O que estes traços comunitários têm, por sua vez, em comum, é que acesso,
conhecimento, desfrute, identificação e partilha com outros representam formas de
apropriação do cinema e/ou do audiovisual. Apropriação: tomar posse, ter
integralmente, isto é, poder usar em benefício próprio. Apropriar-se do cinema era o
objetivo que deu origem aos cineclubes: tomá-lo das mãos do capital, do comércio,
para que atendesse a suas necessidades, interesses, e principalmente para que
pudessem se expresssar através do cinema. Lembro o lema do mais que centenário
Cinema do Povo: “Divertir, instruir, emancipar”. Divertir sem alienar; instruir com
informação e cultura, conhecimento construído e compartilhado e não “depositado” na
conta vazia do espectador, como diria Paulo Freire. E, sobretudo, emancipar. E o que
significa emancipar? Emacipação é atingir a maturidade, poder ser autônomo. Ter plena
consciência de sua condição no mundo, como pessoa mas também como grupo, como
comunidade e, num sentido mais amplo como classe social. E, sobre essa consciência,
poder atuar de forma independente, ser sujeito da vida e da história, e não apenas
objeto, consumidor, espectador.
Nesse sentido, algumas práticas e alguns espaços podem ser identificados como esferas
de pertencimento: espaços onde acontece, se constrói, até se sente essa identidade,
essa consciência subjetiva quase palpável.

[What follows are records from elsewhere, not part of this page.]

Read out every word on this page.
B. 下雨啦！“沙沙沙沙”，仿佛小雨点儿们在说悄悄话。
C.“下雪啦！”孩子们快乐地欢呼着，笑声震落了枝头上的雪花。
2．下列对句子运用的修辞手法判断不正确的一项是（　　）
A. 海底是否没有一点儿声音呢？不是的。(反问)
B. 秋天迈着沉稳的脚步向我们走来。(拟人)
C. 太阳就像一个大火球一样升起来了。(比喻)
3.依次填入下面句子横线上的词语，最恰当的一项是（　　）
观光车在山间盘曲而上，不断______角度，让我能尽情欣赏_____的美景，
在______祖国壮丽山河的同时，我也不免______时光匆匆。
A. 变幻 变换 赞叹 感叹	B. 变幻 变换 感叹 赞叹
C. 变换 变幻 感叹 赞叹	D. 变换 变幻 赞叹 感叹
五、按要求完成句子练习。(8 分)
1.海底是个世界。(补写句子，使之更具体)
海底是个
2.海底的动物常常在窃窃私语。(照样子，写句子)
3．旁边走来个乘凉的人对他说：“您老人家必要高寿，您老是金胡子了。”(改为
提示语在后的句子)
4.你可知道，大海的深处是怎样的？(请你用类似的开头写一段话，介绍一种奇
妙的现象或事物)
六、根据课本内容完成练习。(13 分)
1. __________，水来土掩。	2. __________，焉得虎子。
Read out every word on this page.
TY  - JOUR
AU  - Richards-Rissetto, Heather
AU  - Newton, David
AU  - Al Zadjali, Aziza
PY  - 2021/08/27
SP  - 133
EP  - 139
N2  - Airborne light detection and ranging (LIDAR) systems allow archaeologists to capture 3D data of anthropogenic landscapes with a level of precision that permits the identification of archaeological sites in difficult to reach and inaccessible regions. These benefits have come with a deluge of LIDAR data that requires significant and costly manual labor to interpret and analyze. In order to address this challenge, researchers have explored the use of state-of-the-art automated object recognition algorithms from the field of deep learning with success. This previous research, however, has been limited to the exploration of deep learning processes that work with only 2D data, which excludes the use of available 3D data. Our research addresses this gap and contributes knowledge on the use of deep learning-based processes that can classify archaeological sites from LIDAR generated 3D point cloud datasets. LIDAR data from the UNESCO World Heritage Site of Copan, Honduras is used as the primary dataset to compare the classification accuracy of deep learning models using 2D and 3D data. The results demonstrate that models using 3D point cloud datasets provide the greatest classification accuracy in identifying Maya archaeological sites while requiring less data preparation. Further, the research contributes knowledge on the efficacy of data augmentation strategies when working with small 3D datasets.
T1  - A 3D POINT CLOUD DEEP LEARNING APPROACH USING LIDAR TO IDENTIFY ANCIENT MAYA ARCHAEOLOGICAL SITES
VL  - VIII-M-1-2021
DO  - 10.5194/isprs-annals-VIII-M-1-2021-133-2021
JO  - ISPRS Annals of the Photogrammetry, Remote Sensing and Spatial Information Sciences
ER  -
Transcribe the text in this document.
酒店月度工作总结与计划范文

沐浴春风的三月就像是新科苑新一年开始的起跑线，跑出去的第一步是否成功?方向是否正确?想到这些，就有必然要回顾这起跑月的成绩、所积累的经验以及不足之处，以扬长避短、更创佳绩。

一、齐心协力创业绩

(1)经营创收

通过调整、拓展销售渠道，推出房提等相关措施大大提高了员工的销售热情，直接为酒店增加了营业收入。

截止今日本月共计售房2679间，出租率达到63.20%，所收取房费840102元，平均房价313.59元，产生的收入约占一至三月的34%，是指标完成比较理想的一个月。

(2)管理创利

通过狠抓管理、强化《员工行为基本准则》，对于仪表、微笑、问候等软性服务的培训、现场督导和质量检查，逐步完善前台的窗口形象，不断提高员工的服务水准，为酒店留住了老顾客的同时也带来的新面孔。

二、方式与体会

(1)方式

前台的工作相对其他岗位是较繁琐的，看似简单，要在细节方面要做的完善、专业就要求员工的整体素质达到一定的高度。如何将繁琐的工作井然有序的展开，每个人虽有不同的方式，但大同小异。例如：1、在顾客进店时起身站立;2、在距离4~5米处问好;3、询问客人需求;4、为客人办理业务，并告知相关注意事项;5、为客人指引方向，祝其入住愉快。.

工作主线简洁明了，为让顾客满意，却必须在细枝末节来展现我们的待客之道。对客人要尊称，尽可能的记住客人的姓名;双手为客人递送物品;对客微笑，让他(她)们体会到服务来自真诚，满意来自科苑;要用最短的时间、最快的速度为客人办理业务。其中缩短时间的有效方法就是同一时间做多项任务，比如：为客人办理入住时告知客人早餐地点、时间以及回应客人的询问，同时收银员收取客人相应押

São as comemorações, as festas, os saraus,
alguns sindicatos e outras associações comunitárias, até mesmo certos bares. E
certamente muitos cineclubes. O cinema, a sala de cinema, nunca ou quase nunca
constituiu um desses espaços de convívio realmente integrados à comunidade. As
pessoas vão ao cinema pelos filmes – e esses produzem outro efeito semelhante, a
identificação, de caráter sobretudo individual (e que não vou estender aqui) -, as salas
importam pouco, exceto quanto ao conforto, recursos técnicos e pela pipoca. Alguns
cinemas de arte tinham um pouco essa característica: os famosos templos de cinefilia,
como o Cine Paissandú, no Rio de Janeiro, o Coral ou o Bijou em São Paulo, entre
outros. As pessoas criavam um vínculo com esses espaços, sentiam-se um pouco “em
casa” neless, alguns tinham até seus lugares na terceira fileira...
Hoje, mais que nunca, o cineclube tem condição de exercer esse papel – ainda que
tenha um bom caminho a percorrer. Tem essa possibilidade porque, para começar,
representa embrionariamente a superação da divisão de trabalho – e consequente
alienação - criada pelo sistema comercial. A superação da divisão entre produção e
consumo, entre criação e recepção ou entre autor e espectador estão ao alcance com a
revolução digital e a universalização da rede de comunicação autônoma. Podem-se
unificar no cineclube todas as ações separadas pelas formas que priorizam o lucro
privado sobre o valor social real. Hoje, mais do que nunca, é possível visualizar a
integração entre criação, produção, difusão, recepção e preservação num mesmo
espaço - real e virtual - dirigido e controlado pelo público.